L’expérience vidéoludique était fluide et, même si certains crieront à l’outrage, j’ai aimé la possibilité d’accélérer la vitesse du jeu. Il faut être honnête, Final Fantasy XII est très long et les développeurs ont bien compris les avantages d’une telle fonctionnalité pour un jeu dont les mécaniques sont certes toujours efficaces, mais dont la lenteur générale peut freiner les joueurs même les plus assidus. Lors des longues traversées de désert, dans les couloirs interminables de donjons infestés de monstres, ou simplement pour monter de niveau dans une zone de combat, l’option visant à accélérer la vitesse par 2 ou par 4 était pratique.

Au niveau du gameplay, les améliorations et ajouts sont nombreux mais je ne vais pas les énumérer ici (tous les bons tests du jeu les indiquent sur le net). Pour tout l’aspect sonore, les joueurs étaient aussi gâtés car d’une part, nous pouvions enfin entendre les voix originales japonaises, et d’autre part, la bande musicale était ici proposée dans une version orchestrale de grande classe.

Mon opinion ? Ce Final Fantasy n’est pas mon préféré mais ses grandes qualités en font, je pense, un incontournable du jeu de rôle japonais. Il ose beaucoup de choses pour son époque, parvient à s’inscrire avec habileté dans la saga tout en gardant une authenticité dans tout les aspects de son traitement. J’aurais aimé qu’on s’attache un peu plus aux personnages, que le scénario propose un peu plus d’à-côtés, et encore que les cinématiques soient un peu plus inoubliables (la dernière, post-game, est d’ailleurs en totale contradiction avec tout le reste du jeu et reste une déception pour moi).

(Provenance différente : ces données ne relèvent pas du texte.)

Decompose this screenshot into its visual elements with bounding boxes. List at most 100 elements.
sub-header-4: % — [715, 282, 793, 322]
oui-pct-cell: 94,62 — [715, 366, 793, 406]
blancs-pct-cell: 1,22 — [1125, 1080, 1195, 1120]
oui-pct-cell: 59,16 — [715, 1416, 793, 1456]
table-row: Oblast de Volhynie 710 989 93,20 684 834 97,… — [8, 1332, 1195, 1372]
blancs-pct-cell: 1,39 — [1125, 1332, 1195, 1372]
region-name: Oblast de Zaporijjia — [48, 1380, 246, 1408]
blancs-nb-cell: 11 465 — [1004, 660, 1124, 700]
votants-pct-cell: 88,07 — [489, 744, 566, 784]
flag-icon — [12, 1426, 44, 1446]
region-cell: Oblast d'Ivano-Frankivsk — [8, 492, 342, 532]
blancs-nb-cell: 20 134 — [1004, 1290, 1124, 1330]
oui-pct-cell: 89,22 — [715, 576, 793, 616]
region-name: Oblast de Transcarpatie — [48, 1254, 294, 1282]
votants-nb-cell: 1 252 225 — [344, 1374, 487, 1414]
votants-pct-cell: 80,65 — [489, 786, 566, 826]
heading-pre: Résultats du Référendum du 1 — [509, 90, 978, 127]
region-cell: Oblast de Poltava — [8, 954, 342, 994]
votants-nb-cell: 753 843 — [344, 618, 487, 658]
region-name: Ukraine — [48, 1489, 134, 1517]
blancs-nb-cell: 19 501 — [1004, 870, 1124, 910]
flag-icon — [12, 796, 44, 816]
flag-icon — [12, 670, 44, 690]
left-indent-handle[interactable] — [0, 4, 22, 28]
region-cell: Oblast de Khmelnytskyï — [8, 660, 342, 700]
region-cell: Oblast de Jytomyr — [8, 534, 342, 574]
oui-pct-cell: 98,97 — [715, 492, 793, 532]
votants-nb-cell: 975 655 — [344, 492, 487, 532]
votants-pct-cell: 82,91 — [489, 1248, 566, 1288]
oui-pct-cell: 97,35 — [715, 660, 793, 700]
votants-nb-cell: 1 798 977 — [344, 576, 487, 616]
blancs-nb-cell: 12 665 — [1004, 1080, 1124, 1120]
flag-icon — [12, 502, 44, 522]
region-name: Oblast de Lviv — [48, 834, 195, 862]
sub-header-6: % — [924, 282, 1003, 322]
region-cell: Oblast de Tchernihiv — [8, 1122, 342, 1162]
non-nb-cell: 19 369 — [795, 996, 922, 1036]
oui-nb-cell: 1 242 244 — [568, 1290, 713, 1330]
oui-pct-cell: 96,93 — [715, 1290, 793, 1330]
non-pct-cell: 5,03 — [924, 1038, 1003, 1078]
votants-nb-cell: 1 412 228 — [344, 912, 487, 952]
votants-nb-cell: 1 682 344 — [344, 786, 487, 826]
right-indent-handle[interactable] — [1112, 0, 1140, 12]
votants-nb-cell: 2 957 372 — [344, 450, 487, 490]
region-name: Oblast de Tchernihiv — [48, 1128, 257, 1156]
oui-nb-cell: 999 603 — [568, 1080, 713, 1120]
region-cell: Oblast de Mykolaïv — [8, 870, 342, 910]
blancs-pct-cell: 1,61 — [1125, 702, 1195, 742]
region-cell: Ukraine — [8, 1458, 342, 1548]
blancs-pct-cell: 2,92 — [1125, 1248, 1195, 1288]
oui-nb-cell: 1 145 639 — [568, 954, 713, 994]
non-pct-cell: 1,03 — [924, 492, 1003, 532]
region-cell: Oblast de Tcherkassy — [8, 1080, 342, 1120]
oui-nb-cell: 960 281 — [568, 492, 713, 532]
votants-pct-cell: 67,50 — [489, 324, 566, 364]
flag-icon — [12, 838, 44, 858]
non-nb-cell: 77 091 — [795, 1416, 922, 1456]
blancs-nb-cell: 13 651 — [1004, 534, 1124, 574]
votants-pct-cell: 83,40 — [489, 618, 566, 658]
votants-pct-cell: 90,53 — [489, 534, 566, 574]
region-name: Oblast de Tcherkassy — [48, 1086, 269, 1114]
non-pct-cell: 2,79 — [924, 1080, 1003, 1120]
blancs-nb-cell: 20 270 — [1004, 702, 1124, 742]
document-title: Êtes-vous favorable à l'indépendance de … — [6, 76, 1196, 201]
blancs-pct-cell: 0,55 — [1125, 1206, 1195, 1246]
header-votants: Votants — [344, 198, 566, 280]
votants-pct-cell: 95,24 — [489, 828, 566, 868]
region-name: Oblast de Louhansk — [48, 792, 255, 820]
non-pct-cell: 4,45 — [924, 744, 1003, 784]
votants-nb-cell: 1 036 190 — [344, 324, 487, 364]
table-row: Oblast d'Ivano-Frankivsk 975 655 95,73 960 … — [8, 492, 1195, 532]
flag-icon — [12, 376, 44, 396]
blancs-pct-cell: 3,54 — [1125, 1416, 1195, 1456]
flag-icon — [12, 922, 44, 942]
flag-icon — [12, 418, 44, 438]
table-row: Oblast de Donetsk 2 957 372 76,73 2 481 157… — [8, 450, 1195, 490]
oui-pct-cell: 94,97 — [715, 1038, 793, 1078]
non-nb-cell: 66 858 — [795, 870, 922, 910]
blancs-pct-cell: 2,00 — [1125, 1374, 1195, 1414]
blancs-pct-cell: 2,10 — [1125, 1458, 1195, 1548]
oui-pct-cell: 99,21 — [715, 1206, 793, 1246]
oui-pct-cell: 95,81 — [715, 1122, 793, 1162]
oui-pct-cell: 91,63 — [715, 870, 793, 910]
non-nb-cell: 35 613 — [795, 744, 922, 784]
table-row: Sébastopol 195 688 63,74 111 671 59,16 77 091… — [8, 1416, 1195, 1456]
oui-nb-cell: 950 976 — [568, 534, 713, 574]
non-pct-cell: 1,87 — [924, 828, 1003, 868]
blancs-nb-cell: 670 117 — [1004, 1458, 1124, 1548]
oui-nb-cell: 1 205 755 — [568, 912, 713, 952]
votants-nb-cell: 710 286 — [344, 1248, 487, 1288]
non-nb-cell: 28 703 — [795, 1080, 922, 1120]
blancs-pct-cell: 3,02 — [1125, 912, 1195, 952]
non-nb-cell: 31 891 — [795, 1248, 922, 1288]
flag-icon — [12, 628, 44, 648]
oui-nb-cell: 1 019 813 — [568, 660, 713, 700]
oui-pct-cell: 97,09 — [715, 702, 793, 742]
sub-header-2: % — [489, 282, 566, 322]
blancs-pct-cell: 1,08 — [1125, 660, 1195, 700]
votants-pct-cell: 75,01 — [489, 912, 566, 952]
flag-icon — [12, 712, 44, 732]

Néanmoins, c’est un Final Fantasy qui prend des risques notamment dans son gameplay, mais également dans ses choix artistiques et narratifs, et qui aborde des thématiques intéressantes avec une grande intelligence et beaucoup de subtilité. Un article très intéressant publié sur FFworld analyse d’ailleurs avec pertinence les différents thèmes du jeu. Pour toutes ces raisons, je ne peux que le conseiller à tous les amateurs de jeux de rôles japonais qui n’ont pas peur de se plonger dans une aventure au long cours.

Famille, liberté, pouvoir et divin : les thématiques de Final Fantasy XII

Je termine enfin par saluer l’excellente traduction de ce jeu, réalisée par Laurent Sautière, traducteur fidèle des Final Fantasy depuis le dixième épisode si je ne me trompe pas.